Perhaps not surprising that I was miserable. Or that at eight, I apparently threatened to kill myself with enough conviction to have everyone freaked out, whereupon I got sent to see a psychiatrist (very nice woman, M&S cardigan, got me to draw my anxieties like a pre-teen HR Giger). She measured my IQ, and apparently it was decided that the local school wasn't very challenging, and so I got put into a private school. Where I waited a couple of years, and then did the suicide-threat thing again. I don't remember either time. I don't even know if I meant it or not; kids are histrionic, and probably neither time warranted a headless-chicken response. The second time, the head of school called my mother in a panic and told her what had happened, to which her response was along the lines of, 'fuck's sake, not again, stop taking him seriously'. You can imagine how well that went over, despite being... well, accurate.
I got over it. I don't mean any of this as self-pitying, especially given the frankly astonishing amount of privilege involved. I'm just baffled that I don't remember it. It's strange to me that I can have a copy of an MRI scan of my brain in my desk drawer and have only a vague, abstract recollection of why. All the same, I spent my teens being anxious and depressed, and not really eating or sleeping, and sooner or later it was bound to get intolerable. Which it did, and at sixteen I spent what felt like six months in bed, unable to think anything, let alone do anything of use. Left school.
I got over that, and all the shit you pick up in adolescence, too. But it's only really after that, that I remember things. I ended up changing my name by deed poll. The old one wasn't doing me any favours. I was embarrassed by it. So I plucked a new one out of the aether, and started living it. It's a pretty common belief that a lie, repeated often enough, becomes the truth. The scientist in me rebels at that, raging in my head about empirical results and observed reality. But truth can be a subjective thing sometimes. I have scattered memories of my old self, human traces left behind, but they're tenuous and fleeting, and I don't go looking for them. Mostly that's out of fear that I'll turn over a rock and discover something nasty, something that I didn't want to remember. With huge gaps in recollection, I think that's a possibility, and I'd rather not know.
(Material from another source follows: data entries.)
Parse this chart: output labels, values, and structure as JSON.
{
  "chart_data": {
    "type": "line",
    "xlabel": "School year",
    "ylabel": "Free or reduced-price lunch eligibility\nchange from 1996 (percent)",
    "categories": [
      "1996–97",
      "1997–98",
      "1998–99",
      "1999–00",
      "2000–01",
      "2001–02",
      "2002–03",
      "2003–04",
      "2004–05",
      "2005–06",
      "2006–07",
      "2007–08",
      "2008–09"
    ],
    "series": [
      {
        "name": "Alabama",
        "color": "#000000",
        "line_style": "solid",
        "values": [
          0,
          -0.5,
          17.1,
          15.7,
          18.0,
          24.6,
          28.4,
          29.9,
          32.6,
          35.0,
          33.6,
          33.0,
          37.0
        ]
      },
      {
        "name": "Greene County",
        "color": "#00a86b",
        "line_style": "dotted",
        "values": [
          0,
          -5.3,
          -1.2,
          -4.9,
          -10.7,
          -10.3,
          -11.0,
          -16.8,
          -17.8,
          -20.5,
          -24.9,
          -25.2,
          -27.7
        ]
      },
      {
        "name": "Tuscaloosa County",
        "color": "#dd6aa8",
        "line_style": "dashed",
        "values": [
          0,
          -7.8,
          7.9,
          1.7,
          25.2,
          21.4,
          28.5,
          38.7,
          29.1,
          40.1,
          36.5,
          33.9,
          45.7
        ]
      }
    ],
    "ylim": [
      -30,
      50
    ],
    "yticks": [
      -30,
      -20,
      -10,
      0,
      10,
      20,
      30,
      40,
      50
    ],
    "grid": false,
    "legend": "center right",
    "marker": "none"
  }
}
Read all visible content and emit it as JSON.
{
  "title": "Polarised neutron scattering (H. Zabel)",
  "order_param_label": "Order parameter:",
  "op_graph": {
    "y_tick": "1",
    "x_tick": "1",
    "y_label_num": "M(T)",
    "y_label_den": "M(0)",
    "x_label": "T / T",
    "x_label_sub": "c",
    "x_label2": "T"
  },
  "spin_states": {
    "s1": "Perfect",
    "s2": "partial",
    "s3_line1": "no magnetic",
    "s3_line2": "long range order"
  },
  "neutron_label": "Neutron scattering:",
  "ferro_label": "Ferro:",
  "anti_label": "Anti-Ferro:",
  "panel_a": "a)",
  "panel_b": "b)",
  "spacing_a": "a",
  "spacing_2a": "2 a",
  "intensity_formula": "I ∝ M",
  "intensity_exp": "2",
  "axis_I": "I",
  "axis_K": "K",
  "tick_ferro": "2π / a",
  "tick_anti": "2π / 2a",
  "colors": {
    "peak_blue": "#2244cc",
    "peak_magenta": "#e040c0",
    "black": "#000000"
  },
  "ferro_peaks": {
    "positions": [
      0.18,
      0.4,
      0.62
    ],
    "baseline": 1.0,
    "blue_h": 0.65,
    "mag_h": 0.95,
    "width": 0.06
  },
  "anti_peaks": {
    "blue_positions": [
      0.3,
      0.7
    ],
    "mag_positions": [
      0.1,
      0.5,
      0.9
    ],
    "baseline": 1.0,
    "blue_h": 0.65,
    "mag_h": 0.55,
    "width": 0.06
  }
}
Mostly what I feel when I think back on myself, though, is pride. I'm impressed with the old Montag. I wasn't much enjoying life, so I built myself a better one, piece by piece. Maybe founded on things that weren't true, but time and belief have a tendency to solidify, and these days I don't look round when someone shouts my old name in the street. Maybe everyone does this. I know people reinvent themselves. So maybe everyone's sense of self, sense of their own history, is in part a mythology they've made for themselves. Their origin story. I spent most of my youth inside my own head. That's what I learned.